The response this time was swift, robust and synchronis­ed because Russia has been using these tactics against several European nations. Swedish defences are constantly tested by Russian aircraft. Estonia has come under Russian cyber-attack and Emmanuel Macron has already been the victim of Russian propaganda.

The Kremlin’s aim is not to back Marine Le Pen, or anyone else. Its aim is make its enemies look stupid, or make them suspicious of each other – perhaps by leaking conversati­ons. And to create just enough doubt to stop an alliance – like the European Union – from speaking with one voice.

British officials have already been abroad proposing a joint plan of response. The feeling is that it was a mistake, after Litvinenko’s murder, to wait for independen­t verificati­on that he had been killed by polonium. That takes time – and in that time, Russia plants doubt. Its state media outlets have so far come up with about 30 rival theories about how Mr Skripal could have been attacked. So if the Kremlin wants delay, it’s time to speak quickly. If it wants division, there must be a show of unity. These are the new rules.

Mrs May is, of course, unlikely to get a strong response from the EU. It struggles with foreign policy because any one of its 28 members can use its veto (a statement blaming the Kremlin for the Salisbury attack, for example, was watered down by Greece). “Russian money is everywhere,” one Cabinet member tells me. “In Bulgaria, Romania, Cyprus – influence is easy to buy.”

This helps Mrs May make another point: that after Brexit, European countries must find a new way to work together.

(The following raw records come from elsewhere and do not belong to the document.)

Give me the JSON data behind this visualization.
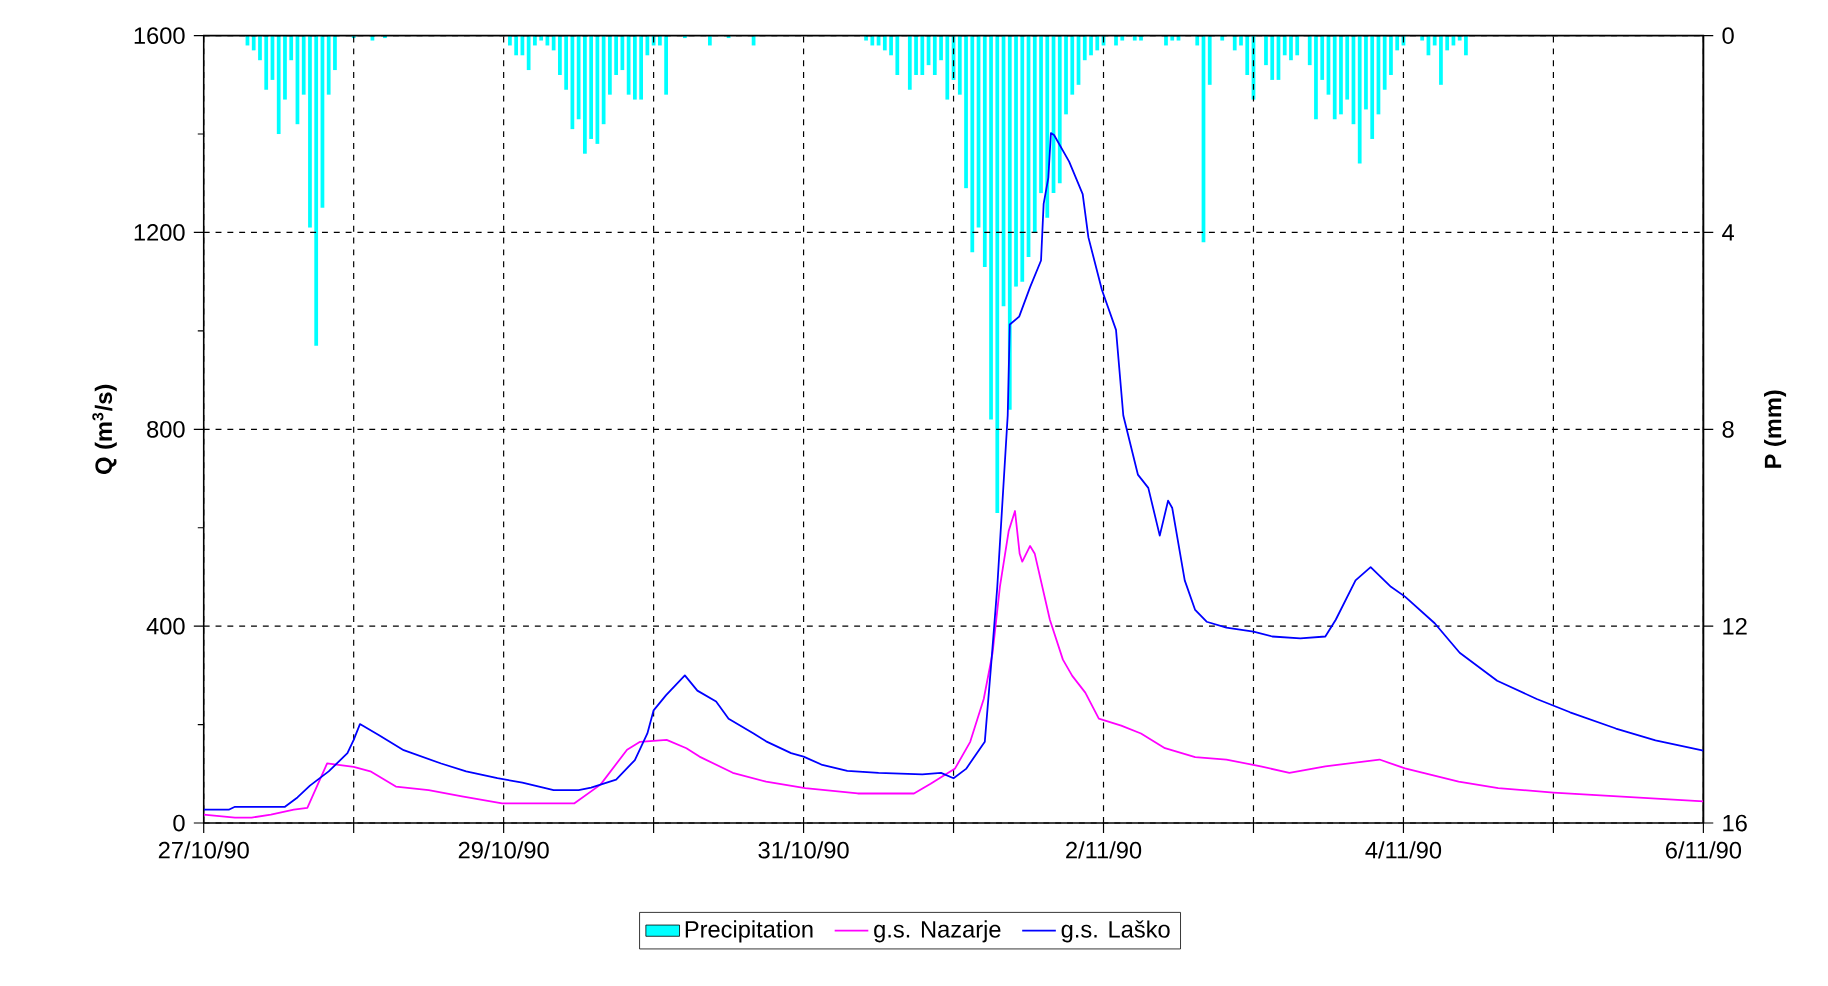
{
  "chart_data": {
    "type": "line",
    "ylabel": "Q (m$^{3}$/s)",
    "y2label": "P (mm)",
    "xlim": [
      "1990-10-27",
      "1990-11-06"
    ],
    "xticks": [
      {
        "value": "1990-10-27",
        "label": "27/10/90"
      },
      {
        "value": "1990-10-28",
        "label": null
      },
      {
        "value": "1990-10-29",
        "label": "29/10/90"
      },
      {
        "value": "1990-10-30",
        "label": null
      },
      {
        "value": "1990-10-31",
        "label": "31/10/90"
      },
      {
        "value": "1990-11-01",
        "label": null
      },
      {
        "value": "1990-11-02",
        "label": "2/11/90"
      },
      {
        "value": "1990-11-03",
        "label": null
      },
      {
        "value": "1990-11-04",
        "label": "4/11/90"
      },
      {
        "value": "1990-11-05",
        "label": null
      },
      {
        "value": "1990-11-06",
        "label": "6/11/90"
      }
    ],
    "ylim": [
      0,
      1600
    ],
    "yticks": [
      0,
      {
        "value": 200,
        "label": null
      },
      400,
      {
        "value": 600,
        "label": null
      },
      800,
      {
        "value": 1000,
        "label": null
      },
      1200,
      {
        "value": 1400,
        "label": null
      },
      1600
    ],
    "y2lim": [
      16,
      0
    ],
    "y2ticks": [
      0,
      4,
      8,
      12,
      16
    ],
    "grid": true,
    "legend": "bottom",
    "series": [
      {
        "name": "Precipitation",
        "type": "bar",
        "axis": "y2",
        "color": "#00ffff",
        "x": [
          "1990-10-27T07:00",
          "1990-10-27T08:00",
          "1990-10-27T09:00",
          "1990-10-27T10:00",
          "1990-10-27T11:00",
          "1990-10-27T12:00",
          "1990-10-27T13:00",
          "1990-10-27T14:00",
          "1990-10-27T15:00",
          "1990-10-27T16:00",
          "1990-10-27T17:00",
          "1990-10-27T18:00",
          "1990-10-27T19:00",
          "1990-10-27T20:00",
          "1990-10-27T21:00",
          "1990-10-28T00:00",
          "1990-10-28T03:00",
          "1990-10-28T05:00",
          "1990-10-29T01:00",
          "1990-10-29T02:00",
          "1990-10-29T03:00",
          "1990-10-29T04:00",
          "1990-10-29T05:00",
          "1990-10-29T06:00",
          "1990-10-29T07:00",
          "1990-10-29T08:00",
          "1990-10-29T09:00",
          "1990-10-29T10:00",
          "1990-10-29T11:00",
          "1990-10-29T12:00",
          "1990-10-29T13:00",
          "1990-10-29T14:00",
          "1990-10-29T15:00",
          "1990-10-29T16:00",
          "1990-10-29T17:00",
          "1990-10-29T18:00",
          "1990-10-29T19:00",
          "1990-10-29T20:00",
          "1990-10-29T21:00",
          "1990-10-29T22:00",
          "1990-10-29T23:00",
          "1990-10-30T00:00",
          "1990-10-30T01:00",
          "1990-10-30T02:00",
          "1990-10-30T05:00",
          "1990-10-30T09:00",
          "1990-10-30T12:00",
          "1990-10-30T16:00",
          "1990-10-31T10:00",
          "1990-10-31T11:00",
          "1990-10-31T12:00",
          "1990-10-31T13:00",
          "1990-10-31T14:00",
          "1990-10-31T15:00",
          "1990-10-31T17:00",
          "1990-10-31T18:00",
          "1990-10-31T19:00",
          "1990-10-31T20:00",
          "1990-10-31T21:00",
          "1990-10-31T22:00",
          "1990-10-31T23:00",
          "1990-11-01T00:00",
          "1990-11-01T01:00",
          "1990-11-01T02:00",
          "1990-11-01T03:00",
          "1990-11-01T04:00",
          "1990-11-01T05:00",
          "1990-11-01T06:00",
          "1990-11-01T07:00",
          "1990-11-01T08:00",
          "1990-11-01T09:00",
          "1990-11-01T10:00",
          "1990-11-01T11:00",
          "1990-11-01T12:00",
          "1990-11-01T13:00",
          "1990-11-01T14:00",
          "1990-11-01T15:00",
          "1990-11-01T16:00",
          "1990-11-01T17:00",
          "1990-11-01T18:00",
          "1990-11-01T19:00",
          "1990-11-01T20:00",
          "1990-11-01T21:00",
          "1990-11-01T22:00",
          "1990-11-01T23:00",
          "1990-11-02T00:00",
          "1990-11-02T02:00",
          "1990-11-02T03:00",
          "1990-11-02T05:00",
          "1990-11-02T06:00",
          "1990-11-02T10:00",
          "1990-11-02T11:00",
          "1990-11-02T12:00",
          "1990-11-02T15:00",
          "1990-11-02T16:00",
          "1990-11-02T17:00",
          "1990-11-02T19:00",
          "1990-11-02T21:00",
          "1990-11-02T22:00",
          "1990-11-02T23:00",
          "1990-11-03T00:00",
          "1990-11-03T02:00",
          "1990-11-03T03:00",
          "1990-11-03T04:00",
          "1990-11-03T05:00",
          "1990-11-03T06:00",
          "1990-11-03T07:00",
          "1990-11-03T09:00",
          "1990-11-03T10:00",
          "1990-11-03T11:00",
          "1990-11-03T12:00",
          "1990-11-03T13:00",
          "1990-11-03T14:00",
          "1990-11-03T15:00",
          "1990-11-03T16:00",
          "1990-11-03T17:00",
          "1990-11-03T18:00",
          "1990-11-03T19:00",
          "1990-11-03T20:00",
          "1990-11-03T21:00",
          "1990-11-03T22:00",
          "1990-11-03T23:00",
          "1990-11-04T00:00",
          "1990-11-04T03:00",
          "1990-11-04T04:00",
          "1990-11-04T05:00",
          "1990-11-04T06:00",
          "1990-11-04T07:00",
          "1990-11-04T08:00",
          "1990-11-04T09:00",
          "1990-11-04T10:00"
        ],
        "values": [
          0.2,
          0.3,
          0.5,
          1.1,
          0.9,
          2.0,
          1.3,
          0.5,
          1.8,
          1.2,
          3.9,
          6.3,
          3.5,
          1.2,
          0.7,
          0.05,
          0.1,
          0.05,
          0.2,
          0.4,
          0.4,
          0.7,
          0.2,
          0.1,
          0.2,
          0.3,
          0.8,
          1.1,
          1.9,
          1.7,
          2.4,
          2.1,
          2.2,
          1.8,
          1.2,
          0.8,
          0.7,
          1.2,
          1.3,
          1.3,
          0.4,
          0.2,
          0.2,
          1.2,
          0.05,
          0.2,
          0.05,
          0.2,
          0.1,
          0.2,
          0.2,
          0.3,
          0.4,
          0.8,
          1.1,
          0.8,
          0.8,
          0.6,
          0.8,
          0.5,
          1.3,
          0.9,
          1.2,
          3.1,
          4.4,
          3.9,
          4.7,
          7.8,
          9.7,
          5.5,
          7.6,
          5.1,
          5.0,
          4.5,
          4.0,
          3.2,
          3.7,
          3.2,
          3.0,
          1.6,
          1.2,
          1.0,
          0.5,
          0.4,
          0.3,
          0.2,
          0.2,
          0.1,
          0.1,
          0.1,
          0.2,
          0.1,
          0.1,
          0.2,
          4.2,
          1.0,
          0.1,
          0.3,
          0.2,
          0.8,
          1.3,
          0.6,
          0.9,
          0.9,
          0.4,
          0.5,
          0.4,
          0.6,
          1.7,
          0.9,
          1.2,
          1.7,
          1.6,
          1.3,
          1.8,
          2.6,
          1.5,
          2.1,
          1.6,
          1.1,
          0.8,
          0.3,
          0.2,
          0.1,
          0.4,
          0.2,
          1.0,
          0.3,
          0.2,
          0.1,
          0.4
        ]
      },
      {
        "name": "g.s. Nazarje",
        "color": "#ff00ff",
        "x": [
          "1990-10-27T00:00",
          "1990-10-27T05:00",
          "1990-10-27T07:40",
          "1990-10-27T10:45",
          "1990-10-27T14:25",
          "1990-10-27T16:35",
          "1990-10-27T19:45",
          "1990-10-28T00:00",
          "1990-10-28T02:40",
          "1990-10-28T06:45",
          "1990-10-28T12:00",
          "1990-10-28T17:20",
          "1990-10-28T23:45",
          "1990-10-29T11:20",
          "1990-10-29T15:30",
          "1990-10-29T19:45",
          "1990-10-29T21:50",
          "1990-10-30T02:05",
          "1990-10-30T05:15",
          "1990-10-30T07:20",
          "1990-10-30T12:40",
          "1990-10-30T18:00",
          "1990-10-31T00:15",
          "1990-10-31T08:40",
          "1990-10-31T17:40",
          "1990-10-31T20:20",
          "1990-11-01T00:15",
          "1990-11-01T02:40",
          "1990-11-01T04:50",
          "1990-11-01T06:15",
          "1990-11-01T07:25",
          "1990-11-01T08:50",
          "1990-11-01T09:50",
          "1990-11-01T10:35",
          "1990-11-01T11:00",
          "1990-11-01T12:15",
          "1990-11-01T13:00",
          "1990-11-01T15:25",
          "1990-11-01T17:30",
          "1990-11-01T19:00",
          "1990-11-01T21:05",
          "1990-11-01T23:15",
          "1990-11-02T02:50",
          "1990-11-02T06:00",
          "1990-11-02T09:50",
          "1990-11-02T14:40",
          "1990-11-02T19:40",
          "1990-11-03T01:10",
          "1990-11-03T05:45",
          "1990-11-03T11:30",
          "1990-11-03T20:10",
          "1990-11-04T00:15",
          "1990-11-04T08:50",
          "1990-11-04T15:10",
          "1990-11-05T00:00",
          "1990-11-05T14:25",
          "1990-11-06T00:00"
        ],
        "values": [
          17,
          11,
          11,
          17,
          27,
          31,
          121,
          114,
          105,
          74,
          67,
          54,
          40,
          40,
          78,
          149,
          165,
          169,
          152,
          135,
          102,
          84,
          71,
          60,
          60,
          80,
          111,
          165,
          252,
          346,
          480,
          594,
          634,
          547,
          531,
          563,
          547,
          413,
          332,
          299,
          265,
          212,
          198,
          182,
          152,
          134,
          129,
          115,
          102,
          115,
          129,
          111,
          84,
          71,
          62,
          51,
          44
        ]
      },
      {
        "name": "g.s. Laško",
        "color": "#0000ff",
        "x": [
          "1990-10-27T00:00",
          "1990-10-27T04:00",
          "1990-10-27T05:00",
          "1990-10-27T13:00",
          "1990-10-27T15:00",
          "1990-10-27T17:00",
          "1990-10-27T20:00",
          "1990-10-27T23:00",
          "1990-10-28T00:00",
          "1990-10-28T01:00",
          "1990-10-28T04:00",
          "1990-10-28T08:00",
          "1990-10-28T14:00",
          "1990-10-28T18:00",
          "1990-10-28T23:00",
          "1990-10-29T03:00",
          "1990-10-29T08:00",
          "1990-10-29T12:00",
          "1990-10-29T14:00",
          "1990-10-29T18:00",
          "1990-10-29T21:00",
          "1990-10-29T23:00",
          "1990-10-30T00:00",
          "1990-10-30T02:00",
          "1990-10-30T05:00",
          "1990-10-30T07:00",
          "1990-10-30T10:00",
          "1990-10-30T12:00",
          "1990-10-30T16:00",
          "1990-10-30T18:00",
          "1990-10-30T22:00",
          "1990-10-31T00:00",
          "1990-10-31T03:00",
          "1990-10-31T07:00",
          "1990-10-31T12:00",
          "1990-10-31T19:00",
          "1990-10-31T22:00",
          "1990-11-01T00:00",
          "1990-11-01T02:00",
          "1990-11-01T05:00",
          "1990-11-01T06:00",
          "1990-11-01T07:00",
          "1990-11-01T08:40",
          "1990-11-01T09:00",
          "1990-11-01T10:30",
          "1990-11-01T12:15",
          "1990-11-01T14:00",
          "1990-11-01T14:25",
          "1990-11-01T15:10",
          "1990-11-01T15:35",
          "1990-11-01T16:05",
          "1990-11-01T18:30",
          "1990-11-01T20:40",
          "1990-11-01T21:35",
          "1990-11-01T23:45",
          "1990-11-02T02:00",
          "1990-11-02T03:10",
          "1990-11-02T05:30",
          "1990-11-02T07:10",
          "1990-11-02T09:00",
          "1990-11-02T10:20",
          "1990-11-02T11:00",
          "1990-11-02T13:00",
          "1990-11-02T14:40",
          "1990-11-02T16:30",
          "1990-11-02T19:40",
          "1990-11-03T00:00",
          "1990-11-03T03:00",
          "1990-11-03T07:30",
          "1990-11-03T11:30",
          "1990-11-03T13:10",
          "1990-11-03T16:20",
          "1990-11-03T18:45",
          "1990-11-03T22:00",
          "1990-11-04T00:15",
          "1990-11-04T05:00",
          "1990-11-04T09:00",
          "1990-11-04T15:00",
          "1990-11-04T21:20",
          "1990-11-05T02:40",
          "1990-11-05T10:00",
          "1990-11-05T16:20",
          "1990-11-06T00:00"
        ],
        "values": [
          27,
          27,
          33,
          33,
          52,
          76,
          105,
          142,
          169,
          201,
          179,
          148,
          121,
          105,
          91,
          82,
          67,
          67,
          72,
          88,
          128,
          182,
          229,
          260,
          300,
          269,
          247,
          212,
          182,
          166,
          142,
          135,
          118,
          106,
          102,
          99,
          102,
          91,
          110,
          165,
          319,
          480,
          828,
          1013,
          1029,
          1089,
          1143,
          1258,
          1311,
          1402,
          1398,
          1344,
          1278,
          1190,
          1083,
          1002,
          828,
          708,
          681,
          584,
          655,
          640,
          493,
          433,
          409,
          397,
          389,
          379,
          375,
          379,
          413,
          493,
          520,
          480,
          460,
          406,
          346,
          289,
          252,
          225,
          192,
          168,
          147
        ]
      }
    ]
  }
}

It’s often said that Putin, a former KGB officer who obsesses about Nato, is stuck in a Cold War mindset. But he now excels in 21st-century tactics; it’s the West that is stuck in the Eighties. We look at the Skripal case in bafflement, wondering why on earth Putin would renege on a spy swap deal – something that was never done in the Soviet era. But the Cold War was about rules, protocols and procedure. The new Moscow rules are about chaos, lies and unpredicta­bility. If your opponent can only deal with certainty, then you’ve got him. Send unmarked troops into Crimea and it’s yours.

While Mrs May is asking her European counterpar­ts for a concerted response, she should hope they don’t ask too many questions about hers. She acted quickly over Skripal, expelling 23 Russian spies – in response, the Kremlin expelled 23 lower-ranking Brits from Moscow.

But this is a long-term campaign, not just a diplomatic tit-for-tat. The thinking inside Government is to call upon three resources: cyber warfare, a large standing army to deter antagonist­s and finally the BBC World Service – seen as a powerful weapon in the informatio­n wars.

The flaw here is rather obvious. The army is shrunken and cash-starved, and the BBC World Service has been closing stations after years of cuts. Mrs May is quite right to ask European allies to get serious about the Russian menace, but there’s plenty to do at home. The word from her government is that Russia has “shown itself to be a strategic enemy, not a strategic partner”. A new conflict, with new rules – and one for which Putin is fully equipped. The question is: are we?